The effect of Semaglutide on mitochondrial function and insulin sensitivity in a myotube model of insulin resistance.

Aims: Semaglutide (SEMA) is a glucagon-like peptide-1 receptor agonist (GLP-1RA) that has recently emerged as a popular pharmacological treatment for type 2 diabetes and insulin resistance due to its weight loss properties. Previous studies have examined the metabolic effects of SEMA using supra-pharmacokinetically (but not pharmacokinetically attainable) concentrations. The aim of the present study was to determine the metabolic effects of pharmacokinetically attainable levels of SEMA on mitochondrial function and metabolism, which are often reduced during insulin resistance.

Methods: C2C12 myotubes were treated for 24 h with SEMA at 10 nM which approximates pharmacokinetically attainable blood concentrations in vivo. Metabolic gene expression was measured using qRT-PCR. pAkt expression was assessed using Western blot. Seahorse metabolic assays were also used to measure mitochondrial and glycolytic metabolism. Fluorescent staining was used to assess mitochondrial and lipid content.

Results: Treatment with SEMA did not alter mitochondrial function, content, or related gene expression. Similarly, SEMA had no significant effect on glycolytic metabolism or related gene expression, nor did it alter cellular lipid content or lipogenic signaling.
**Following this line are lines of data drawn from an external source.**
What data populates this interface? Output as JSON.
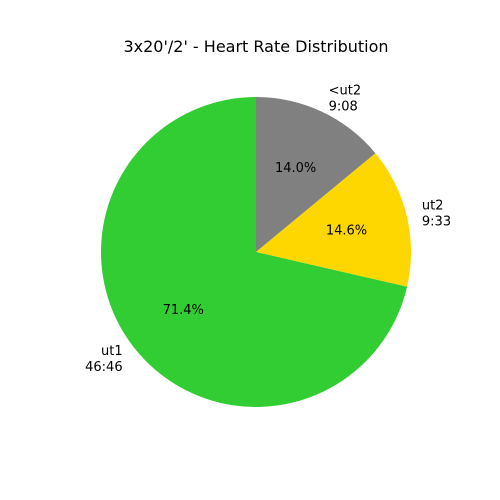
{
  "chart_data": {
    "type": "pie",
    "title": "3x20'/2' - Heart Rate Distribution",
    "start_angle_deg": 90,
    "direction": "clockwise",
    "slices": [
      {
        "label": "<ut2",
        "time": "9:08",
        "value": 14.0,
        "pct_label": "14.0%",
        "color": "#808080"
      },
      {
        "label": "ut2",
        "time": "9:33",
        "value": 14.6,
        "pct_label": "14.6%",
        "color": "#FFD700"
      },
      {
        "label": "ut1",
        "time": "46:46",
        "value": 71.4,
        "pct_label": "71.4%",
        "color": "#32CD32"
      }
    ]
  }
}
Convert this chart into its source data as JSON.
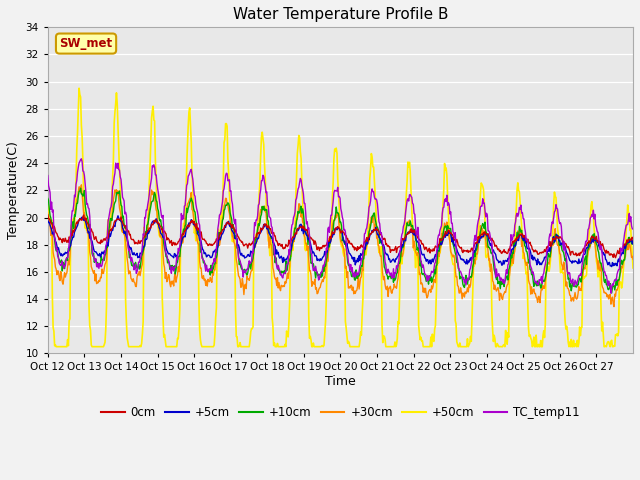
{
  "title": "Water Temperature Profile B",
  "xlabel": "Time",
  "ylabel": "Temperature(C)",
  "ylim": [
    10,
    34
  ],
  "yticks": [
    10,
    12,
    14,
    16,
    18,
    20,
    22,
    24,
    26,
    28,
    30,
    32,
    34
  ],
  "fig_bg": "#f2f2f2",
  "plot_bg": "#e8e8e8",
  "series": {
    "0cm": {
      "color": "#cc0000",
      "lw": 1.0,
      "zorder": 7
    },
    "+5cm": {
      "color": "#0000cc",
      "lw": 1.0,
      "zorder": 6
    },
    "+10cm": {
      "color": "#00aa00",
      "lw": 1.0,
      "zorder": 5
    },
    "+30cm": {
      "color": "#ff8800",
      "lw": 1.0,
      "zorder": 4
    },
    "+50cm": {
      "color": "#ffee00",
      "lw": 1.2,
      "zorder": 3
    },
    "TC_temp11": {
      "color": "#aa00cc",
      "lw": 1.0,
      "zorder": 8
    }
  },
  "xtick_labels": [
    "Oct 12",
    "Oct 13",
    "Oct 14",
    "Oct 15",
    "Oct 16",
    "Oct 17",
    "Oct 18",
    "Oct 19",
    "Oct 20",
    "Oct 21",
    "Oct 22",
    "Oct 23",
    "Oct 24",
    "Oct 25",
    "Oct 26",
    "Oct 27"
  ],
  "annotation_text": "SW_met",
  "annotation_color": "#aa0000",
  "annotation_bg": "#ffffaa",
  "annotation_border": "#cc9900"
}
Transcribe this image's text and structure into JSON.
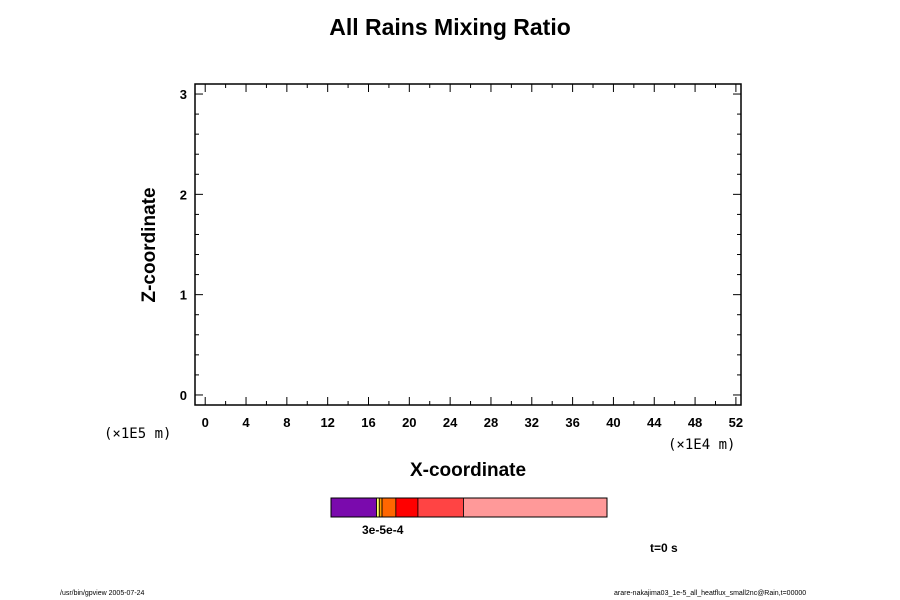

Conclusions: High concentrations of SEMA may promote mitochondrial function during in vitro experiments, however the findings from the present report suggest pharmacokinetically attainable levels of SEMA do not alter myotube metabolism or expression of related molecular targets. Disparities in the present report and past observations may be a result of the lower concentrations of SEMA used in the present experiments. Further in vivo studies will be necessary to elucidate the full metabolic effects of SEMA on skeletal muscle.